Der 1520 geschaffene Kapellenaltar von Ober-Falkenstein (jetzt Ober-Vellach) ist wohl wie das Frangipani-Brevier ein während der langen Gefangenschaft gelobtes frommes Werk, das die Erinnerung an die in Leiden bewährte Gemeinschaft Christoph Frangipanis und seiner

Gattin erhalten sollte. Mag dieses Werk auch in Kärnten gemalt worden sein, so dürfte doch Scorel die Studien zu den zahlreichen Bildnissen — wohl von Angehörigen der Familien Frangipani und Lang — in Augsburg und Salzburg gezeichnet haben. Scorel dürfte den befreiten Frangipani gesehen haben — nach Carel van Mander war er ja dessen Gast; für die Darstellung der verstorbenen Gattin aber können ihm bestenfalls ältere Bildnisse derselben vorgelegen haben. Jedenfalls hätten wir die Gesichtszüge der vielgeprüften Stifter nach der damaligen Kunstübung in den Darstellungen ihrer Namensheiligen an den Flügelinnenseiten zu suchen. Diese beiden Gesichter sind aber so typisch niederländisch, daß die Forschung versuchte, die Stifterbildnisse innerhalb der HI. Sippe aufzufinden. Zu einem Ergebnisse könnten diese Versuche erst kommen, wenn authentische Porträts auftauchen sollten. Jene des „Frangipani-Breviers“ sind ganz typisierend gehalten. Obwohl wir die Bildnisse des Ober-Vellacher Altars nicht zu deuten vermögen, ist er ein geschichtliches Dokument von ergreifender Anschaulichkeit und Größe.

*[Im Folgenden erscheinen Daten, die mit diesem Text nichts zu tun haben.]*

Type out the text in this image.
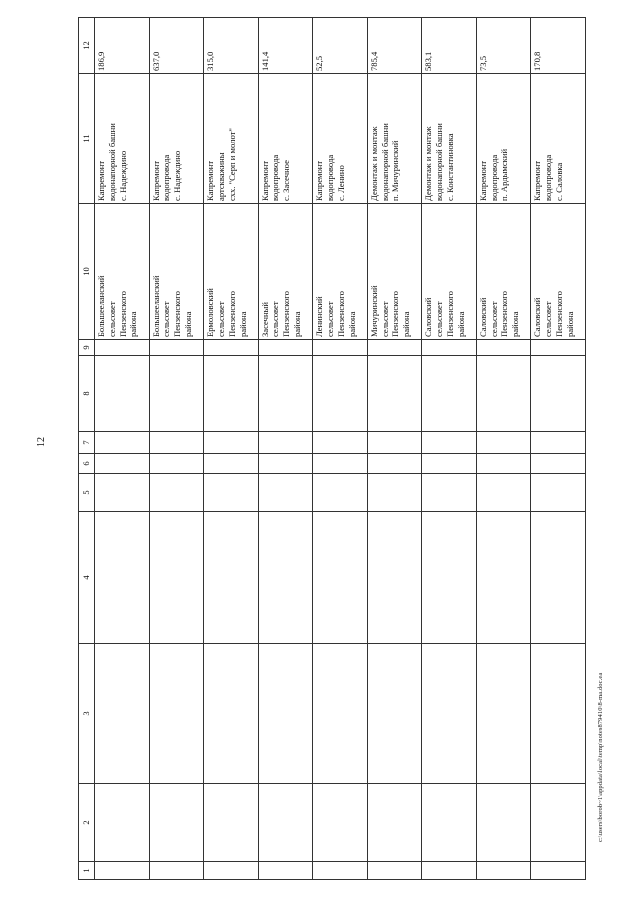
12
1	2	3	4	5	6	7	8	9	10	11	12
									Большееланский
сельсовет
Пензенского
района	Капремонт
водонапорной башни
с. Надеждино	186,9
									Большееланский
сельсовет
Пензенского
района	Капремонт
водопровода
с. Надеждино	637,0
									Ермоловский
сельсовет
Пензенского
района	Капремонт
артскважины
схх. "Серп и молот"	315,0
									Засечный
сельсовет
Пензенского
района	Капремонт
водопровода
с. Засечное	141,4
									Ленинский
сельсовет
Пензенского
района	Капремонт
водопровода
с. Ленино	52,5
									Мичуринский
сельсовет
Пензенского
района	Демонтаж и монтаж
водонапорной башни
п. Мичуринский	785,4
									Саловский
сельсовет
Пензенского
района	Демонтаж и монтаж
водонапорной башни
с. Константиновка	583,1
									Саловский
сельсовет
Пензенского
района	Капремонт
водопровода
п. Ардымский	73,5
									Саловский
сельсовет
Пензенского
района	Капремонт
водопровода
с. Саловка	170,8
c:\users\borob~1\appdata\local\temp\notes879410\8-ma.doc.ea
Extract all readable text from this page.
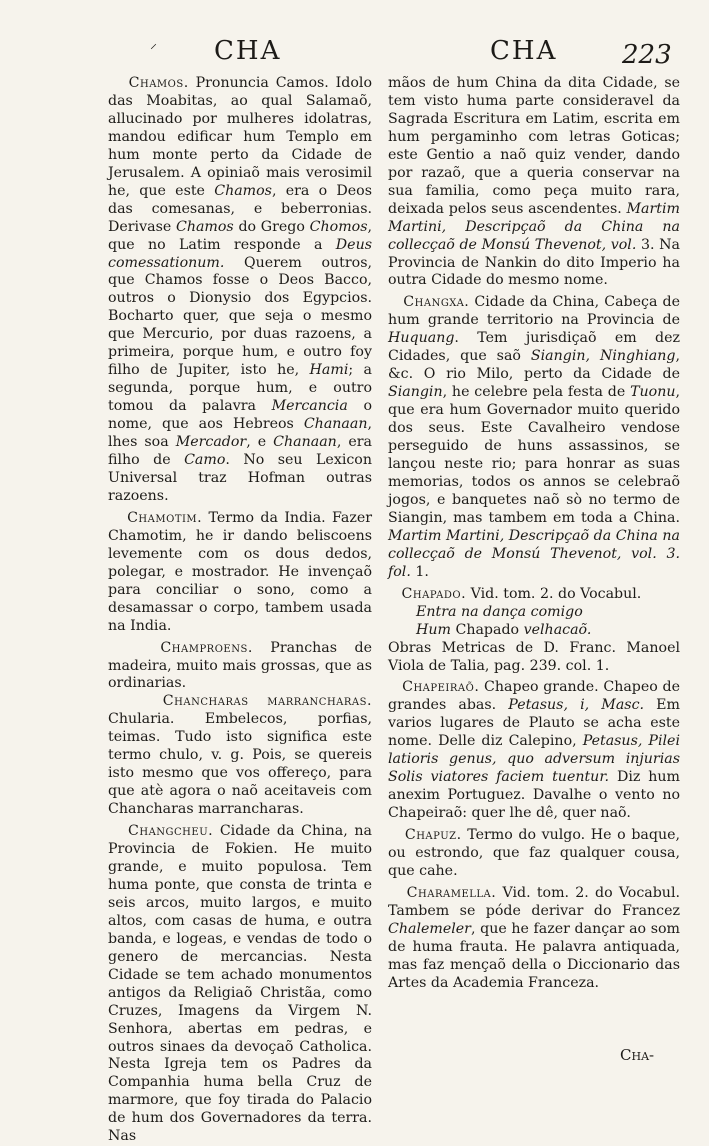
⸝ CHA	CHA 223

Chamos. Pronuncia Camos. Idolo das Moabitas, ao qual Salamaõ, allucinado por mulheres idolatras, mandou edificar hum Templo em hum monte perto da Cidade de Jerusalem. A opiniaõ mais verosimil he, que este Chamos, era o Deos das comesanas, e beberronias. Derivase Chamos do Grego Chomos, que no Latim responde a Deus comessationum. Querem outros, que Chamos fosse o Deos Bacco, outros o Dionysio dos Egypcios. Bocharto quer, que seja o mesmo que Mercurio, por duas razoens, a primeira, porque hum, e outro foy filho de Jupiter, isto he, Hami; a segunda, porque hum, e outro tomou da palavra Mercancia o nome, que aos Hebreos Chanaan, lhes soa Mercador, e Chanaan, era filho de Camo. No seu Lexicon Universal traz Hofman outras razoens.

Chamotim. Termo da India. Fazer Chamotim, he ir dando beliscoens levemente com os dous dedos, polegar, e mostrador. He invençaõ para conciliar o sono, como a desamassar o corpo, tambem usada na India.

Champroens. Pranchas de madeira, muito mais grossas, que as ordinarias.

Chancharas marrancharas. Chularia. Embelecos, porfias, teimas. Tudo isto significa este termo chulo, v. g. Pois, se quereis isto mesmo que vos offereço, para que atè agora o naõ aceitaveis com Chancharas marrancharas.

Changcheu. Cidade da China, na Provincia de Fokien. He muito grande, e muito populosa. Tem huma ponte, que consta de trinta e seis arcos, muito largos, e muito altos, com casas de huma, e outra banda, e logeas, e vendas de todo o genero de mercancias. Nesta Cidade se tem achado monumentos antigos da Religiaõ Christãa, como Cruzes, Imagens da Virgem N. Senhora, abertas em pedras, e outros sinaes da devoçaõ Catholica. Nesta Igreja tem os Padres da Companhia huma bella Cruz de marmore, que foy tirada do Palacio de hum dos Governadores da terra. Nas

mãos de hum China da dita Cidade, se tem visto huma parte consideravel da Sagrada Escritura em Latim, escrita em hum pergaminho com letras Goticas; este Gentio a naõ quiz vender, dando por razaõ, que a queria conservar na sua familia, como peça muito rara, deixada pelos seus ascendentes. Martim Martini, Descripçaõ da China na collecçaõ de Monsú Thevenot, vol. 3. Na Provincia de Nankin do dito Imperio ha outra Cidade do mesmo nome.

Changxa. Cidade da China, Cabeça de hum grande territorio na Provincia de Huquang. Tem jurisdiçaõ em dez Cidades, que saõ Siangin, Ninghiang, &c. O rio Milo, perto da Cidade de Siangin, he celebre pela festa de Tuonu, que era hum Governador muito querido dos seus. Este Cavalheiro vendose perseguido de huns assassinos, se lançou neste rio; para honrar as suas memorias, todos os annos se celebraõ jogos, e banquetes naõ sò no termo de Siangin, mas tambem em toda a China. Martim Martini, Descripçaõ da China na collecçaõ de Monsú Thevenot, vol. 3. fol. 1.

Chapado. Vid. tom. 2. do Vocabul.

Entra na dança comigo

Hum Chapado velhacaõ.

Obras Metricas de D. Franc. Manoel Viola de Talia, pag. 239. col. 1.

Chapeiraõ. Chapeo grande. Chapeo de grandes abas. Petasus, i, Masc. Em varios lugares de Plauto se acha este nome. Delle diz Calepino, Petasus, Pilei latioris genus, quo adversum injurias Solis viatores faciem tuentur. Diz hum anexim Portuguez. Davalhe o vento no Chapeiraõ: quer lhe dê, quer naõ.

Chapuz. Termo do vulgo. He o baque, ou estrondo, que faz qualquer cousa, que cahe.

Charamella. Vid. tom. 2. do Vocabul. Tambem se póde derivar do Francez Chalemeler, que he fazer dançar ao som de huma frauta. He palavra antiquada, mas faz mençaõ della o Diccionario das Artes da Academia Franceza.

Cha-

Kunstgeschichtlich ist die Bedeutung dieses frühesten datierten Werkes Sco-rels feststehend: der im niederländischen Norden geschulte Maler schuf es vor der Schwelle Italiens, ehe er von der venezianischen Kunst die tiefsten Eindrücke seines Lebens empfangen hatte; das Werk von 1520 bildet daher den Abschluß seiner heimatverbundenen Jugendwerke. Noch im gleichen Jahre, in welchem er den Ober-Vellacher Altar in fast unbegreiflich rascher Arbeit vollendet hatte, schiffte sich Scorel in Venedig nach der Levante ein, und eine seiner Handzeichnungen mit der Darstellung Jerusalems beweist, daß er sein Ziel erreicht hat. 1521 bis 1523 war er von seinem niederländischen Landsmann Papst Hadrian VI. zum Aufseher der päpstlichen Antikensammlung bestellt und stand so in Rom an der Quelle der Erkenntnis jener Formen, welche der niederländische Romanismus als kanonisch ansah. Nach des Papstes Tode zog Scorel in die Heimat zurück und wurde dort als Kanonikus der Marienkirche von Utrecht eine Persönlichkeit von Stand, als Künstler ein anerkanntes Schulhaupt. Sein schaffensreiches Leben endete 1562, wenige Jahre ehe der Kampf um ihre Unabhängigkeit seine Heimat in Flammen setzte.